We have seen larger quantities traded on the bourse and prices have increase in anticipation of a shorter crop. Any exporter who has a short position will be keen to cover to risk avoiding further price increases. There is still a good quantity of fruit available so overall the market is not short, but sentiment is very bullish on the back of recent news. We can expect to see this trend to continue for a while, but if the development of the crop is good then the market is likely to remain where it is or even ease back a little. In reality it is far too early to make any assessment of the new crop and we will be better placed in 2 months’ time.

Prices have increased TL 150 ($ 80.00) per mt, but it looks like that it will not rise much further than this. Turkey has exported 155,000mt to date which is 9% higher than last year, with the UK being the largest importer at 41,693, which 3700mt up on the same period last year.


The USA market has eased back over the last few weeks, but prices still remain relatively high at around $ 1.16 cent per lb FAS. ($ 2560 per mt), although this is way off the much higher prices we have seen over the past few months there is still very little buying interest at these levels.

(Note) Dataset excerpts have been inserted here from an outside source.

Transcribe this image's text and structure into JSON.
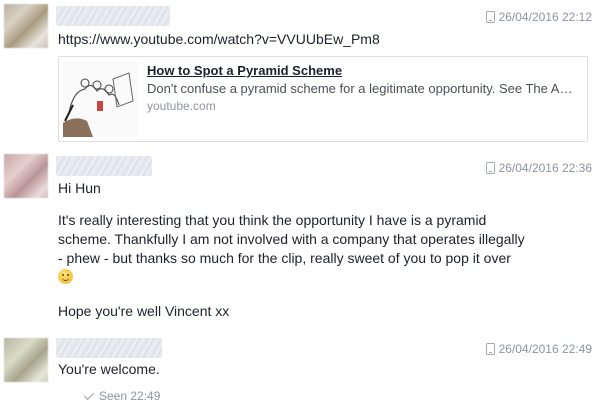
{
  "messages": [
    {
      "timestamp": "26/04/2016 22:12",
      "url": "https://www.youtube.com/watch?v=VVUUbEw_Pm8",
      "card": {
        "title": "How to Spot a Pyramid Scheme",
        "description": "Don't confuse a pyramid scheme for a legitimate opportunity. See The Am...",
        "domain": "youtube.com"
      }
    },
    {
      "timestamp": "26/04/2016 22:36",
      "greeting": "Hi Hun",
      "body_1": "It's really interesting that you think the opportunity I have is a pyramid scheme. Thankfully I am not involved with a company that operates illegally - phew - but thanks so much for the clip, really sweet of you to pop it over",
      "body_2": "Hope you're well Vincent xx"
    },
    {
      "timestamp": "26/04/2016 22:49",
      "text": "You're welcome.",
      "seen": "Seen 22:49"
    }
  ],
  "icons": {
    "timestamp": "phone-icon",
    "seen": "check-icon",
    "emoji": "smiley-icon"
  }
}
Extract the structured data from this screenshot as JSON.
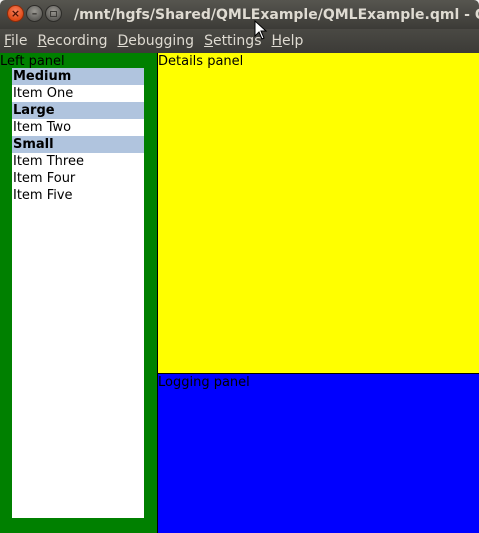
{
  "window": {
    "title": "/mnt/hgfs/Shared/QMLExample/QMLExample.qml - Q"
  },
  "menubar": {
    "items": [
      {
        "mnemonic": "F",
        "rest": "ile"
      },
      {
        "mnemonic": "R",
        "rest": "ecording"
      },
      {
        "mnemonic": "D",
        "rest": "ebugging"
      },
      {
        "mnemonic": "S",
        "rest": "ettings"
      },
      {
        "mnemonic": "H",
        "rest": "elp"
      }
    ]
  },
  "left_panel": {
    "label": "Left panel",
    "list": [
      {
        "text": "Medium",
        "type": "section"
      },
      {
        "text": "Item One",
        "type": "item"
      },
      {
        "text": "Large",
        "type": "section"
      },
      {
        "text": "Item Two",
        "type": "item"
      },
      {
        "text": "Small",
        "type": "section"
      },
      {
        "text": "Item Three",
        "type": "item"
      },
      {
        "text": "Item Four",
        "type": "item"
      },
      {
        "text": "Item Five",
        "type": "item"
      }
    ]
  },
  "details_panel": {
    "label": "Details panel"
  },
  "logging_panel": {
    "label": "Logging panel"
  },
  "colors": {
    "left_panel_bg": "#008000",
    "details_panel_bg": "#ffff00",
    "logging_panel_bg": "#0000ff",
    "section_bg": "#b0c4de"
  },
  "icons": {
    "close": "close-icon",
    "minimize": "minimize-icon",
    "maximize": "maximize-icon",
    "cursor": "mouse-pointer-icon"
  }
}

We expect that the US will have a reasonable carry-in and if this year’s crop proves to be a good one, they will be under pressure to reduce prices further.

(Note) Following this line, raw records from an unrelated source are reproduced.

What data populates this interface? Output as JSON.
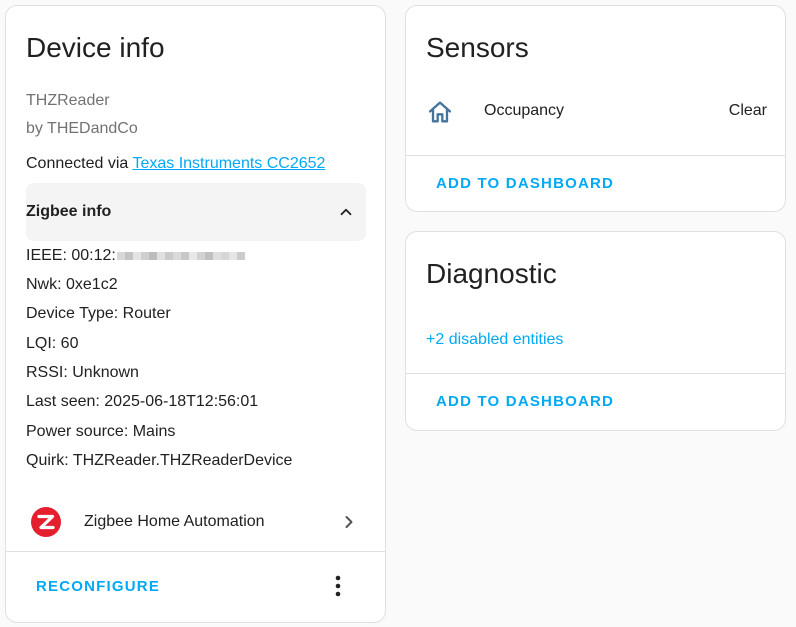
{
  "device_card": {
    "title": "Device info",
    "model": "THZReader",
    "manufacturer": "by THEDandCo",
    "connected_prefix": "Connected via ",
    "connected_link": "Texas Instruments CC2652",
    "zigbee_section_label": "Zigbee info",
    "zigbee_lines": {
      "ieee": "IEEE: 00:12:",
      "nwk": "Nwk: 0xe1c2",
      "device_type": "Device Type: Router",
      "lqi": "LQI: 60",
      "rssi": "RSSI: Unknown",
      "last_seen": "Last seen: 2025-06-18T12:56:01",
      "power_source": "Power source: Mains",
      "quirk": "Quirk: THZReader.THZReaderDevice"
    },
    "integration_label": "Zigbee Home Automation",
    "reconfigure_label": "RECONFIGURE"
  },
  "sensors_card": {
    "title": "Sensors",
    "entity_name": "Occupancy",
    "entity_state": "Clear",
    "entity_icon": "home-outline-icon",
    "add_to_dashboard": "ADD TO DASHBOARD"
  },
  "diagnostic_card": {
    "title": "Diagnostic",
    "disabled_entities_link": "+2 disabled entities",
    "add_to_dashboard": "ADD TO DASHBOARD"
  },
  "colors": {
    "accent": "#03a9f4",
    "zha_brand": "#e5202e",
    "sensor_icon": "#44739e"
  }
}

The Chilean market is proving to be more difficult than expected with supplies shorter than anticipated. Initially we were seeing offers in the region of $ 2650.00 for Jumbo Flame variety but this rose sharply to $ 2850.00 after it became clear the crop was not as good as anticipated , buyers rushed in to cover fuelling the market further and we have seen prices as high as $ 3200.00 per mt. A number of packers have withdrawn until they can fully assess the availability of fruit in the market, it is likely that we will not see further offers until late May to Early June, once they have processes their existing stocks and can ascertain what grades they have to offer.

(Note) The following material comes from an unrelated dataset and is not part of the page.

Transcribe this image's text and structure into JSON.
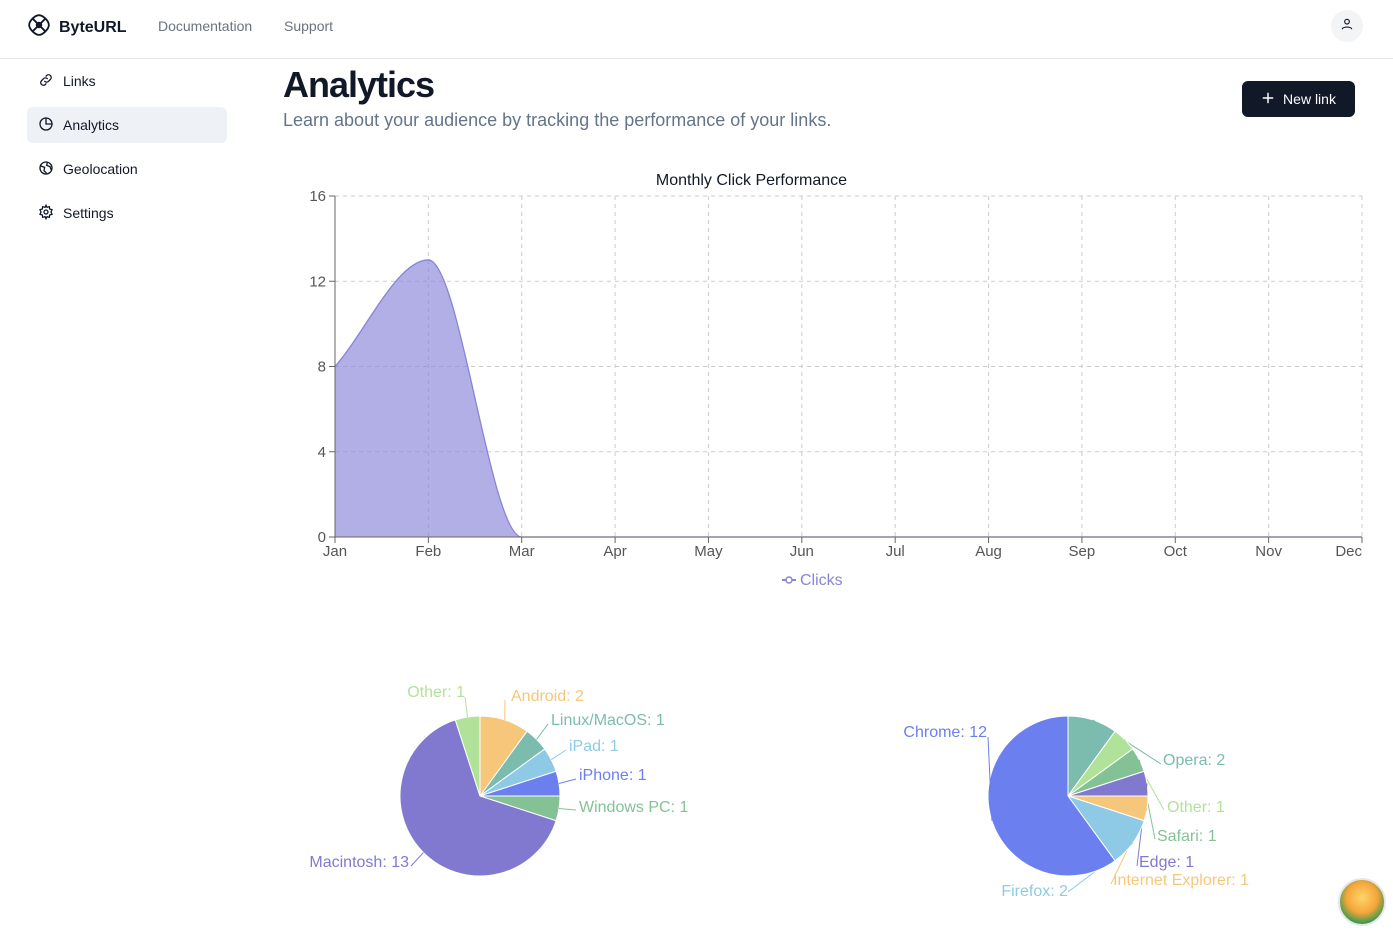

There is limited availability of Raisins form Turkey and remaining stocks are in the hands of mid merchants and packers who are now looking for large premiums. Turkey has been the most competitive of the main stream suppliers and has sold very good quantities this year. With rumours of the new crop being potentially affected by some frost damage, very early forecast are for a smaller crop this year. If this is the case, growers will not be keen to produce Raisins and as such availability could be very tight going forward. With other origins significantly more expensive than Turkey, we can only expect to see the prices increase further.


Whilst we believe that there has been a modest fall, in Global consumption of Currants, this season, it is difficult to support this, with exact values, in the absence of official statistics, previously published by the industry. We estimate that exports may have fallen by 5-10%, in total. This point of view is supported by the fact that there remains a small amount of unsold raw material, at origin, in spite of the record low 2012 crop, estimated at less than 20,000mt.

It is still predicted, that the 2013 crop, may bring an increased supply, as vines planted in recent years, become productive. By the end of April, the risk of frost will have passed giving more confidence, in the prospects for new crop development.

With the majority of remaining unsold fruit, now in the hands of The Unions, or private packers, it is unlikely that we will see a significant fall in price, even if it becomes clear, that a larger crop in September is likely. Carry over from the present crop, will be negligible (if anything at all) and should anything remain, sellers will not rush to reduce offer prices, until the new crop is safely dried and stored. Furthermore, we expect that there will be early demand, for new crop Currants, which is likely to support raw material prices, of levels similar to those presently in place, at least until the final quarter of 2013 and possibly beyond.